Os esforços da administração Trump para negociar um acordo de paz e envolver-se diretamente em conversações com Putin até agora não resultaram em nada substancial.
A Rússia continuou a intensificar os ataques à Ucrânia, incluindo contra civis, mesmo quando Putin se reuniu com Trump no Alasca e cumprimentou outros funcionários dos EUA.
Esta semana, as tensões atingiram um novo nível quando caças da NATO foram acionados para abater vários drones russos que violaram o espaço aéreo polaco na quarta-feira.
E a Rússia lançou o seu maior ataque aéreo de sempre contra a Ucrânia no fim de semana passado, após o qual o chefe do gabinete presidencial da Ucrânia, Andriy Yermak, reiterou a crença de longa data de Kiev: “Putin só entende a força e não tem intenção de parar esta guerra… a pressão sobre a Rússia deve continuar.”
O presidente dos EUA, Donald Trump, e o presidente da Rússia, Vladimir Putin, saem após uma conferência de imprensa na cimeira do Alasca, em 15 de agosto de 2025 (Andrew Harnik/Getty Images)
A paciência de Trump está “a esgotar-se”
Trump afirmou na sexta-feira que a sua paciência com Putin estava “a esgotar-se rapidamente”.
Ele voltou a antecipar a possibilidade de atingir a Rússia “muito duramente” com uma segunda fase de sanções contra Moscovo, mas não apresentou um calendário para a imposição de medidas adicionais.
Responsáveis do governo disseram anteriormente à CNN que o presidente está cada vez mais frustrado com a falta de progresso tangível nas negociações de paz para acabar com a guerra. Ao mesmo tempo, Trump enfrenta mais pressão do Senado para avançar com as sanções.
“Acho que a Rússia está a brincar, eles estão realmente a brincar connosco como se fôssemos um piano”, disse o senador da Carolina do Norte Thom Tillis, copresidente do Grupo de Observadores da NATO no Senado, no início desta semana.

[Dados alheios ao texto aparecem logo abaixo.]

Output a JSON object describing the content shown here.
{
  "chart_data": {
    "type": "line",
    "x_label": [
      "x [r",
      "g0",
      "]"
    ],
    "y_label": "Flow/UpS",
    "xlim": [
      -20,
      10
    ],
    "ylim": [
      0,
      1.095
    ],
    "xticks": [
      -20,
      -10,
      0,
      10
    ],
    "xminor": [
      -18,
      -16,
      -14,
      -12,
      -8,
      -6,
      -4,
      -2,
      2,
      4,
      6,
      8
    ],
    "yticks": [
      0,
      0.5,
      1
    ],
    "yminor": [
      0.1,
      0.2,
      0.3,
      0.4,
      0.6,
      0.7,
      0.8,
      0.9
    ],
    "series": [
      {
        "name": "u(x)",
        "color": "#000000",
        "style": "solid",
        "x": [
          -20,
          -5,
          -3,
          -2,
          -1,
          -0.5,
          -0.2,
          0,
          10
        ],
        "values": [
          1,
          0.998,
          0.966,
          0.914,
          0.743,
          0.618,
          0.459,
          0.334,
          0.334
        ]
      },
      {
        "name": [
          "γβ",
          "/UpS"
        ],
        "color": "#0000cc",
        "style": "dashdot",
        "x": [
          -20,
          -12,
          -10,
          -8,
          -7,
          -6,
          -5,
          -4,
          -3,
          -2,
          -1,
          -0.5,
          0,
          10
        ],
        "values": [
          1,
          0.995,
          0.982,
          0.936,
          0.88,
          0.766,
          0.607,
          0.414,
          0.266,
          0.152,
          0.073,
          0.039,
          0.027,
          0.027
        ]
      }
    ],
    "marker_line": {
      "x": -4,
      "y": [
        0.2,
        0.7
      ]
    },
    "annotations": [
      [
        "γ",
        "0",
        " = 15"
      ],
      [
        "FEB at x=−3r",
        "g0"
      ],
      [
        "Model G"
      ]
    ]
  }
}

“(Putin) conseguiu tudo o que queria; ele conseguiu acesso ao presidente, está a receber uma recepção com tapete vermelho, três semanas depois está a receber uma receção com tapete vermelho de Xi Jinping e a conviver com Kim Jong-un”, disse Tillis, acrescentando que o objetivo do líder russo é “enrolar-nos”.
Emily Ferris, investigadora sénior do Royal United Services Institute (RUSI), um grupo de reflexão britânico, afirmou que reconhecer que as negociações de paz estão “em pausa” é uma nova linguagem do Kremlin, mas que se enquadra numa narrativa antiga. A Rússia está a tentar retratar a Ucrânia como a parte irracional nas negociações, afirmou Ferris.
“E o que se vê realmente, desde a Cimeira do Alasca, são exigências maximalistas de Moscovo sobre território que a Ucrânia muito provavelmente não cederá, ou que os americanos muito provavelmente não tolerarão”, disse ela à CNN. “Não há nenhuma razão real para a Rússia se sentar à mesa das negociações.”
“Acho que os russos estão a sondar até onde podem ir com os americanos”, acrescentou Ferris. “Eles não têm a certeza do que irá desencadear sanções debilitantes contra a Rússia, porque essa é uma das últimas armas que os americanos têm.”
O porta-voz do Kremlin, Dmitry Peskov, observa enquanto os presidentes dos EUA e da Rússia se encontram durante uma cimeira na Base Conjunta Elmendorf-Richardson, em Anchorage, Alasca, em 15 de agosto de 2025 (Drew Angerer/AFP/Getty Images)
Entretanto, o Kremlin também culpou a Europa por criar obstáculos à paz.
Mas Moscovo rejeitou abertamente as propostas dos aliados europeus de Kiev para contribuir para uma potencial força de manutenção da paz na Ucrânia, caso um acordo de cessar-fogo seja finalizado. As autoridades russas recusaram-se repetidamente a aceitar tropas de qualquer país da NATO em solo ucraniano.
Na sexta-feira, Peskov também defendeu os exercícios militares conjuntos que a Rússia está realizando com a Bielorrússia esta semana, chamados Zapad-2025. O porta-voz do Kremlin disse que as preocupações com os exercícios se devem à “postura abertamente hostil da Europa Ocidental em relação a nós” e às “emoções em alta”.